Aplicó el oído, pero sólo percibió la monótona vibración de los ociosos motores Diesel.

—¡Renny!... ¡Johnny!... ¡Long Tom!

Su llamada originó una débil sacudida de cadenas en algún punto distante.

Doc se lanzó a la carrera, halló al paso una escotilla abierta y por ella penetró en la embarcación. Como por ensalmo apareció al propio tiempo una luz eléctrica en sus manos que arrojaba vivo resplandor. Iba metida en una caja impermeable y era de un tipo poco común. En lugar de batería la proveía de corriente una dínamo unida a un motor movido por un mecanismo de relojería al que se daba cuerda dando vueltas a la parte posterior de la caña del reflector.

Fuera del barco, se posaba en el agua la luz arrojada desde el aeroplano, ardía con breve chisporroteo y se apagaba entre nubes de humo.

Doc halló a sus tres hombres amordazados y ligados con cadenas.

Colocando la luz en el suelo de la bodega, les arrancó de un tirón las mordazas y luego atacó los eslabones de las cadenas que les aprisionaban con una pequeña lima que sacó del bolsillo.

—¡Por el toro sagrado! ¡Deja eso! —exclamó el ingeniero.

—¿Qué sucede, Renny?

—¡Que vamos a morir aquí todos antes de que hayan transcurrido diez minutos!

—Se ha dicho diez minutos o más —puntualizó Johnny.

—Pero el caso es que no bromeaban —observó Renny.

—Ha sido ese enano, Muta, quien nos ha hablado de una arma misteriosa que no tiene rival en el mundo —explicó Long Tom.

Doc no dijo una palabra. Continuó trabajando activamente. Por fin consiguió romper el eslabón de una cadena, luego el de otra, y el de otra, y Renny quedó libre.

El ingeniero movió ambos brazos con objeto de desentumecerse un poco.

—Ahora se nos presenta ocasión de ver operar esa arma infernal —observó.

—Espero que no sea muy de cerca —murmuró Long Tom.

—Oíd: me sorprende que hayan dejado corriendo los motores. ¿Tendrá algo que ver con nuestro asesinato?

Doc no hizo ningún comentario, sino que continuó limando apresuradamente los eslabones de la cadena.

—Sal, Renny. Tírate por la borda al río y nada.

Renny no dio señales de haber oído. Asió con ambas manos la cadena que sujetaba a Johnny, tiró de ella y logró romperle un eslabón. Sus grandes puños se hallaban dotados de un vigor poco común, vigor que excedía únicamente la fuerza desarrollada por el hombre de bronce.

Doc consiguió, por fin, libertar a Long Tom y luego a Johnny. Los tres corrieron a la escotilla, salieron sobre cubierta y se zambulleron en el agua.

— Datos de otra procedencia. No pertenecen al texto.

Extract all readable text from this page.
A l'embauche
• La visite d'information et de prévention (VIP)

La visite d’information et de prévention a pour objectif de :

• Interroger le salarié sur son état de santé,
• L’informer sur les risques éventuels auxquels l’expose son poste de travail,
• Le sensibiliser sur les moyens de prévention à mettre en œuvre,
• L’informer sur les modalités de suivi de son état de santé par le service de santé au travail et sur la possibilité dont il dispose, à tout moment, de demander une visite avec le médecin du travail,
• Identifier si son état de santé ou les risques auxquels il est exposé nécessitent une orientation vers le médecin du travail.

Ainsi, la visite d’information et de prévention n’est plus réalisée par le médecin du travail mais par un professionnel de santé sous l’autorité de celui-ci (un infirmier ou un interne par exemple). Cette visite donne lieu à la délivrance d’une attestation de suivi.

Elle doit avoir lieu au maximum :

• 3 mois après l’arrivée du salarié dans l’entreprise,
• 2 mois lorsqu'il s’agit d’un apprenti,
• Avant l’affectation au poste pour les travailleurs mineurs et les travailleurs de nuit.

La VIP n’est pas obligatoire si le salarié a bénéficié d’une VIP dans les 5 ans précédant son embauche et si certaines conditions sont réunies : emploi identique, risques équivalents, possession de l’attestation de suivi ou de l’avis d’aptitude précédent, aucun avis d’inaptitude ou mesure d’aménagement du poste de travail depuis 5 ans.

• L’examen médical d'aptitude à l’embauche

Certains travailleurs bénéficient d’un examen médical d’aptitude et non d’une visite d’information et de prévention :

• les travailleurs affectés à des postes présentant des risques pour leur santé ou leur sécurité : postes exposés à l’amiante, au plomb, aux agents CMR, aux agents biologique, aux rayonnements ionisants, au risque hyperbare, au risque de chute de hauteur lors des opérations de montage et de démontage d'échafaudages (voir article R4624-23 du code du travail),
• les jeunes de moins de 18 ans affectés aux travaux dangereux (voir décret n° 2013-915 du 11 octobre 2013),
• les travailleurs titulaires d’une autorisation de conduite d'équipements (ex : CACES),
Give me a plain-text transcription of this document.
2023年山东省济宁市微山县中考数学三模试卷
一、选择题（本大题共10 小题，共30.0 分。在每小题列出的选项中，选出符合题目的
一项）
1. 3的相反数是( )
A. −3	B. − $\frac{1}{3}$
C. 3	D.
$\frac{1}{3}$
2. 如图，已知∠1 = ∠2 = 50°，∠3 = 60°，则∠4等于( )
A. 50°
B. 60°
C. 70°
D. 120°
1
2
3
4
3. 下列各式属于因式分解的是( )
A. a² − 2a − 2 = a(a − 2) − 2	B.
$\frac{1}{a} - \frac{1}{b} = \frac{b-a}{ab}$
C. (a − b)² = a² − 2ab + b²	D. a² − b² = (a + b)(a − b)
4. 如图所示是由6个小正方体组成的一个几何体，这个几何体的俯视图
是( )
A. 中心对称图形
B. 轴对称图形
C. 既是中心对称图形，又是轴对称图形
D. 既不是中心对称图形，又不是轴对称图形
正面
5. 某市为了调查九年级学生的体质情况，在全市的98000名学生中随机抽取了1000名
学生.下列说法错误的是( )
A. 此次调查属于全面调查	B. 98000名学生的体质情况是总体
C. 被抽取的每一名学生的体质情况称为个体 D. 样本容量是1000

—Te digo que Muta no bromeaba, Doc —repitió Long Tom, azotando el agua con tal fuerza que la hizo saltar a gran altura.

Distarían unos cincuenta metros de la motora cuando Doc se detuvo bruscamente y exclamó:

—¡Escuchad!

Sus compañeros aplicaron el oído, pero no oyeron nada.

—¿Qué ha sido, Doc?

—Un silbido extraño, tan agudo que por ello no lo han captado vuestros oídos.

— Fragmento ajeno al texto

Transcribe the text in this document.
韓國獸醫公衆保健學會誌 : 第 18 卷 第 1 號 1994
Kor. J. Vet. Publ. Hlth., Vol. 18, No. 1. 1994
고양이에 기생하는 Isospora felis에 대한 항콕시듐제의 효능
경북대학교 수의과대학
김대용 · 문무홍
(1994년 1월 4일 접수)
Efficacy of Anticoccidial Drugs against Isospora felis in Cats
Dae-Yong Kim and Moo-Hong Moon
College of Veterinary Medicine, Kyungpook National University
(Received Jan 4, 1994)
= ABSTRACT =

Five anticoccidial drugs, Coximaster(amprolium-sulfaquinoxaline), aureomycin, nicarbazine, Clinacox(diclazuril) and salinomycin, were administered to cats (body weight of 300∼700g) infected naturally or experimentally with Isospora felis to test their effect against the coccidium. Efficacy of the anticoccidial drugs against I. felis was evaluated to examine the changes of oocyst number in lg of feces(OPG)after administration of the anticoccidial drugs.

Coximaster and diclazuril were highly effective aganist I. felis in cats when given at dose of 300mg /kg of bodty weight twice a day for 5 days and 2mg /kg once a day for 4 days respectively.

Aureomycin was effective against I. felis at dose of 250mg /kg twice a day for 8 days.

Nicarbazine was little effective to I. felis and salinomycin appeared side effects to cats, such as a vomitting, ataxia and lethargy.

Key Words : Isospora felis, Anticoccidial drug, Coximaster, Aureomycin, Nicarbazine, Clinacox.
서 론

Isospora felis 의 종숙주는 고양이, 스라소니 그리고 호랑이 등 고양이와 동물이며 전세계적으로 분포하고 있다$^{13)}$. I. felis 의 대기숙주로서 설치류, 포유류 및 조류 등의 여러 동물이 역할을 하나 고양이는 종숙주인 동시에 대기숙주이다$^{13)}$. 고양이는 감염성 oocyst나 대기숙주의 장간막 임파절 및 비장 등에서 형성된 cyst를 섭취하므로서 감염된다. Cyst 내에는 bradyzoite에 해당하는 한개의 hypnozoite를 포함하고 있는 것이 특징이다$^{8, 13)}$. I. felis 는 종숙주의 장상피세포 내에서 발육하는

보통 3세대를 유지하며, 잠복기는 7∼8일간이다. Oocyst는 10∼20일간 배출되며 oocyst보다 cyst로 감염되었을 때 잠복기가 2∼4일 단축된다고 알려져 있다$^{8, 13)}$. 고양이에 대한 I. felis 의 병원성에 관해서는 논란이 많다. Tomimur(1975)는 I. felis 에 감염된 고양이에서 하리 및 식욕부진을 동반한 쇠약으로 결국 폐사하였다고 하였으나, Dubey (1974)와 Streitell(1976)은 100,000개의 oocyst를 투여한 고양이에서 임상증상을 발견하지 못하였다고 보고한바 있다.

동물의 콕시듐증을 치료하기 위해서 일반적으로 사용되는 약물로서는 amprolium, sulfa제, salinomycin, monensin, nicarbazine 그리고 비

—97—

—¿Qué querrá decir? —interrogó Renny.

La respuesta llegó de un modo inesperado, catastrófico.

Cielo y agua parecieron arder, de pronto, con súbita llamarada deslumbradora. Aquella luz cegó a los cuatro hombres. Luego el aire les taponó los oídos y el agua azotó sus cuerpos con violencia aterradora.

El punto ocupado por el barco estaba lleno de astillas, hierros y objetos flotantes, no identificables, que saltaban en el aire. El agua del Hudson se dividió de momento y una oleada espumosa, salpicada por los restos del naufragio, cayó sobre los hombres y les engulló.

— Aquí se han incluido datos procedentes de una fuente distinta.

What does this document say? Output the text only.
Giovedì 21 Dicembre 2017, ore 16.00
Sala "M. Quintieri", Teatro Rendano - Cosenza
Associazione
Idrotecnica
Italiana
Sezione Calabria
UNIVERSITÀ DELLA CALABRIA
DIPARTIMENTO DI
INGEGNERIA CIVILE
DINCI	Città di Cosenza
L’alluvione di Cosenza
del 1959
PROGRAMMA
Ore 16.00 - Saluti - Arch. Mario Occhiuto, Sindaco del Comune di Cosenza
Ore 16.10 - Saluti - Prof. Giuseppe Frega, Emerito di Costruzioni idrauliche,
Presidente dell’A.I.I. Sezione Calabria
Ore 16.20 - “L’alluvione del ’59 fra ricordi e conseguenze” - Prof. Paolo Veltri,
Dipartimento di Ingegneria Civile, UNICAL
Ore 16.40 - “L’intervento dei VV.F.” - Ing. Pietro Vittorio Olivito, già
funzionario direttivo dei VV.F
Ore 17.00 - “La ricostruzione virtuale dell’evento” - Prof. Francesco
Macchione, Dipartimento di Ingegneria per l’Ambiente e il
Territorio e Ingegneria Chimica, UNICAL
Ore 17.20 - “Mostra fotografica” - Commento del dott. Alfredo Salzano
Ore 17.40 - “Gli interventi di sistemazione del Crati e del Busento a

Con unas cuantas brazadas vigorosas logró volver Doc a la superficie y pronto aparecieron en ella sus tres camaradas. Simultáneamente contemplaron los cuatro el lugar ocupado hasta entonces por la motora.

Nada restaba de ella, únicamente burbujas de aire, maderas destrozadas, el agua hirviente del río...

—Apostaría cualquier cosa a que la motora ha corrido una suerte idéntica a la del yate del barón Mandl —musitó Long Tom.

—¡Por el toro sagrado! —exclamó Renny, con su voz estentórea—. ¿Qué habrá sido? Quiero decir que se acaba de producir una explosión, pero ¿de dónde ha llegado el explosivo? ¿Y quién lo ha colocado?

—Posiblemente habrá sido una bomba de relojería —insinuó Johnny.

De un punto cercano, invisible a causa de la oscuridad, surgieron los gruñidos del cerdo Habeas Corpus y los gritos de Monk y de Ham, que disputaban.

—¡Ha estado en un tris que no hayas volcado el bote! —acusaba Ham al químico.

—Por el contrario, de no haberle balanceada a estas horas estaría quilla arriba —protestaba Monk.

A juzgar por sus voces sonoras, la pareja no se hallaba muy lejos y, por lo visto, habían salido del aeroplano sirviéndose del bote plegable. Ambos se acercaron, remando, cuando Doc les hubo indicado, a voces, el lugar donde se hallaba.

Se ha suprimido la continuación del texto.